Upcycling and/or recycling
This entails practices were by-products, waste materials, useless, or unwanted products are converted into new materials or products. Indicative examples include: recycling of packaging materials, upcycling of derelict fishing gear to yarn, using recovered plastic waste from the sea for construction purposes, etc.
Promoting extended producer responsibility schemes
This measure refers to an environmental policy approach, in which a producer’s responsibility for a product is extended to the post-consumer stage (waste) of a product’s life cycle; i.e. (i) Mandatory take-back system: A system that requires producers to take-back products. This may apply to products that are particularly complex or dangerous to reuse, recycle or dispose. In this case, the producer may include the costs of disposal in the price of the item; (ii) deposit/refund system: A charge is levied when the product is sold and then fully or partly refunded when the good or its container, are returned after use. Such arrangements can be mandatory or instituted on an entirely voluntary basis by producers themselves, where the recovery of items is sufficiently valuable.
Fishing for litter scheme
This is a measure designed to encourage fishermen to bring ashore litter they catch while performing their daily fishing operations, not only leading to removal of marine litter but also raising awareness on the issue within the fisheries sector and the wider public.
Derelict fishing gear management schemes
This measure refers to the involvement of fishermen in the collection and proper management of abandoned, lost and discarded derelict fishing gear.

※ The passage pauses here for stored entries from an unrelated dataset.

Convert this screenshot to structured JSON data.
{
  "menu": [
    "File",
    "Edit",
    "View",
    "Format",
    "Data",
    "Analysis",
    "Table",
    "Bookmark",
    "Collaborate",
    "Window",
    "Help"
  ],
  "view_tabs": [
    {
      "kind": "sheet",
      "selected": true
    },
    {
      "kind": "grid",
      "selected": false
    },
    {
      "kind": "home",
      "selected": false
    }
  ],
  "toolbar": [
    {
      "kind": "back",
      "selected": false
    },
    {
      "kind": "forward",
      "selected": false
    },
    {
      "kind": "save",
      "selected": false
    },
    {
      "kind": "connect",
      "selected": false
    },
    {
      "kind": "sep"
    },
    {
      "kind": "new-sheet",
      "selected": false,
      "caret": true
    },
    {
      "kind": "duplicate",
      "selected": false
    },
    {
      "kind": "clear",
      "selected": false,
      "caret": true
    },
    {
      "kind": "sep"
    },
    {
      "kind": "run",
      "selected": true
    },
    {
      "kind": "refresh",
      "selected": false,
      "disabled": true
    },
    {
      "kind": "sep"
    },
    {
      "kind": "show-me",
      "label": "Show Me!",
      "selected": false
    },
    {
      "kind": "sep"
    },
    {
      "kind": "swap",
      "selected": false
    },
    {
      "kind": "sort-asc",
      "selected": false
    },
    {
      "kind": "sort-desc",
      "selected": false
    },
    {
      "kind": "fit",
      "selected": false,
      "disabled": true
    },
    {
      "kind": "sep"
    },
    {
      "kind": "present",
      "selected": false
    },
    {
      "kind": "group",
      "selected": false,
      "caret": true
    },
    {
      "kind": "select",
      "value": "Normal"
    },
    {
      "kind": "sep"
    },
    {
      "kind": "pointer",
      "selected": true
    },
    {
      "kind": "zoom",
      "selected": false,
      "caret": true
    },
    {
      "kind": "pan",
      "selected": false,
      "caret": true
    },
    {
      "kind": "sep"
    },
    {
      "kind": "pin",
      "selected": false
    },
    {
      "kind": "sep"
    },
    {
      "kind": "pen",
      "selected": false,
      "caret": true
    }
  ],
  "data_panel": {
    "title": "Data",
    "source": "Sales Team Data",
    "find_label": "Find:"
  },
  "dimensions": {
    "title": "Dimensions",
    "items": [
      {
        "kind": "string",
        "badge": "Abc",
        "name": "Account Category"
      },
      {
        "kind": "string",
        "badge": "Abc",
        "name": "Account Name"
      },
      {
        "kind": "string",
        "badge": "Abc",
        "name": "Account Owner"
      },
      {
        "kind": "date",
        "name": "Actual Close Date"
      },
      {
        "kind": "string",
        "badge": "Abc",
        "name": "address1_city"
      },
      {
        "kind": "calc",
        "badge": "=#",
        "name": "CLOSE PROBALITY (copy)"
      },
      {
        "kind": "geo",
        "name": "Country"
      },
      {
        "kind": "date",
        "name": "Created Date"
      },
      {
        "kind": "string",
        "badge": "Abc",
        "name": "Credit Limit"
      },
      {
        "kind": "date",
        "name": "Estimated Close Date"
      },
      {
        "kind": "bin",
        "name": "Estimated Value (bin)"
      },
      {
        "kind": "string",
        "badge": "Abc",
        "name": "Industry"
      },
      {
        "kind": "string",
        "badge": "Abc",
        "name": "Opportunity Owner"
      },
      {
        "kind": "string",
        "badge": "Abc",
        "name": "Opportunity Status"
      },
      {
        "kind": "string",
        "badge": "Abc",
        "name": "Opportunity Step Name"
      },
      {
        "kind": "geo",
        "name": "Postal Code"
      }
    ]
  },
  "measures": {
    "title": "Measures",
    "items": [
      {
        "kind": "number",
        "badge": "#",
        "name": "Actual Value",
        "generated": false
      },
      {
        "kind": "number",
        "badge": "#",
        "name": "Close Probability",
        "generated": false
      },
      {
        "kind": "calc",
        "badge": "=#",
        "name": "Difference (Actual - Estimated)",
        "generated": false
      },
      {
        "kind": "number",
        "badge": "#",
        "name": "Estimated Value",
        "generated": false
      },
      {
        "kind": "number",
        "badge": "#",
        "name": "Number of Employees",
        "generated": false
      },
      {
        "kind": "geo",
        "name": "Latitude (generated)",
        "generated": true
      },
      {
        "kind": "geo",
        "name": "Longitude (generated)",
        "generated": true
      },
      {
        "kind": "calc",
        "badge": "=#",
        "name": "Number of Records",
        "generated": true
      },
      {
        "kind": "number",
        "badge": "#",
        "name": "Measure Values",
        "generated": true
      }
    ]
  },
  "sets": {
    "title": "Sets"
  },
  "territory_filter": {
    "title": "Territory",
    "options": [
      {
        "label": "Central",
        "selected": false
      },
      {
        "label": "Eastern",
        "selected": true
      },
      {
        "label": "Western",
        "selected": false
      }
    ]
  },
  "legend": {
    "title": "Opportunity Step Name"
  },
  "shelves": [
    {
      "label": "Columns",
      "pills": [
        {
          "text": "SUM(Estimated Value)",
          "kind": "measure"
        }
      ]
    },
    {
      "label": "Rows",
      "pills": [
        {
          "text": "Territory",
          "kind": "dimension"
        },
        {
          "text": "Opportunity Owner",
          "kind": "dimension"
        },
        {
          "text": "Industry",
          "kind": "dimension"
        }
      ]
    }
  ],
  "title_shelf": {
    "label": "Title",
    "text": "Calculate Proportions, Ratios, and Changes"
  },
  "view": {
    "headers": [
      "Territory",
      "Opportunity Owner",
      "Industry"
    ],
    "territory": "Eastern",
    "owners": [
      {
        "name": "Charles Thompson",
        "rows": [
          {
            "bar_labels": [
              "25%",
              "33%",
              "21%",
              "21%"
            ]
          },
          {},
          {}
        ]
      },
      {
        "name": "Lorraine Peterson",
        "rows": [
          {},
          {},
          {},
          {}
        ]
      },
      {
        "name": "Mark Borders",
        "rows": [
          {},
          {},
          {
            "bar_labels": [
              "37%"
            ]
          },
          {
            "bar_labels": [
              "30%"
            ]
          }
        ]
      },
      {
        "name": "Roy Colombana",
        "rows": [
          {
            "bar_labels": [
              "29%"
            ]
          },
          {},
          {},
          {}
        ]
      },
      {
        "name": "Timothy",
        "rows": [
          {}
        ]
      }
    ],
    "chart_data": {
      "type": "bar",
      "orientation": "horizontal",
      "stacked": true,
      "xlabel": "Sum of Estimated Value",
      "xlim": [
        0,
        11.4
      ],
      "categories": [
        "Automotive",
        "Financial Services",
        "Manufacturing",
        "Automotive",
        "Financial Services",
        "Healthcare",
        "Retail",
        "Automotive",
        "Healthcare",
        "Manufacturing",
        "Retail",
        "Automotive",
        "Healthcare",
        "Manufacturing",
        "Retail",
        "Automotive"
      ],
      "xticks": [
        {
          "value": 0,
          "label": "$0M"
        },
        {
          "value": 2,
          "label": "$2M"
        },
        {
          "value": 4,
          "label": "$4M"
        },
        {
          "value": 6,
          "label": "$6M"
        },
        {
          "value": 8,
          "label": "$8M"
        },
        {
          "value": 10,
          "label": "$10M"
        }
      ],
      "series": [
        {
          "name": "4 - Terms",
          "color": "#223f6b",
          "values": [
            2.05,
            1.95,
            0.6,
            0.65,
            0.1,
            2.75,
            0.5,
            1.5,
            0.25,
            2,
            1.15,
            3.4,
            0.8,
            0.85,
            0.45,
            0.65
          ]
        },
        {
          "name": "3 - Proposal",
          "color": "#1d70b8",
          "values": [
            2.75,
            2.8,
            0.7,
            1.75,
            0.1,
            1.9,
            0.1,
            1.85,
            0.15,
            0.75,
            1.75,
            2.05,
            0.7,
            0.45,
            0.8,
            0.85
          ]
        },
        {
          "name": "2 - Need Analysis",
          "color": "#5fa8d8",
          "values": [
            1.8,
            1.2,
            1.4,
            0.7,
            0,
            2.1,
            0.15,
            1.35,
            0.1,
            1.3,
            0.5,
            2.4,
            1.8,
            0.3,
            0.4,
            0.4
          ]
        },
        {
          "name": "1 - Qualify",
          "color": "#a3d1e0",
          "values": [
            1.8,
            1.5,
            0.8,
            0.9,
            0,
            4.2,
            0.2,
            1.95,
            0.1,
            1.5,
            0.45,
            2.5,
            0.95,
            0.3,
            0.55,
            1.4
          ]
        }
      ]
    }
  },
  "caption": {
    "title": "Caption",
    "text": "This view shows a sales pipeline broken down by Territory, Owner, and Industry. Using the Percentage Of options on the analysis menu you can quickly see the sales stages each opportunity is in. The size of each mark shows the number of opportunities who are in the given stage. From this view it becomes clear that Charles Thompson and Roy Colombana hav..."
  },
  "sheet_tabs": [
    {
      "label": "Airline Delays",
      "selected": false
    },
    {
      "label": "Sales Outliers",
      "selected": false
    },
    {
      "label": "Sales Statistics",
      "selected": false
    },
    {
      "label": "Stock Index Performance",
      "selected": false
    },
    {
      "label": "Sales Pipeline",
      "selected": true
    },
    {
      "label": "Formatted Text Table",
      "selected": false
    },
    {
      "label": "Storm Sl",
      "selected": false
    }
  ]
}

This measure may entail actions related to targeted recovery of ‘ghost nets’ (accidently lost fishing nets that continue to catch marine organisms as they keep on drifting in the sea or along the bottom, often for very long periods) from the sea, with the direct involvement of fishermen and divers.
The final selection of the demos was made following a step-by-step approach with the engagement of stakeholders, and considering the MPA-specific context and characteristics, such as: the marine litter pressure, organizational capacity and human resources, institutional setup and management priorities. The Plastic Busters MPAs monitoring campaigns were instrumental in generating fit-for-purpose marine litter data that pinpointed the selection of targeted measures for the demos.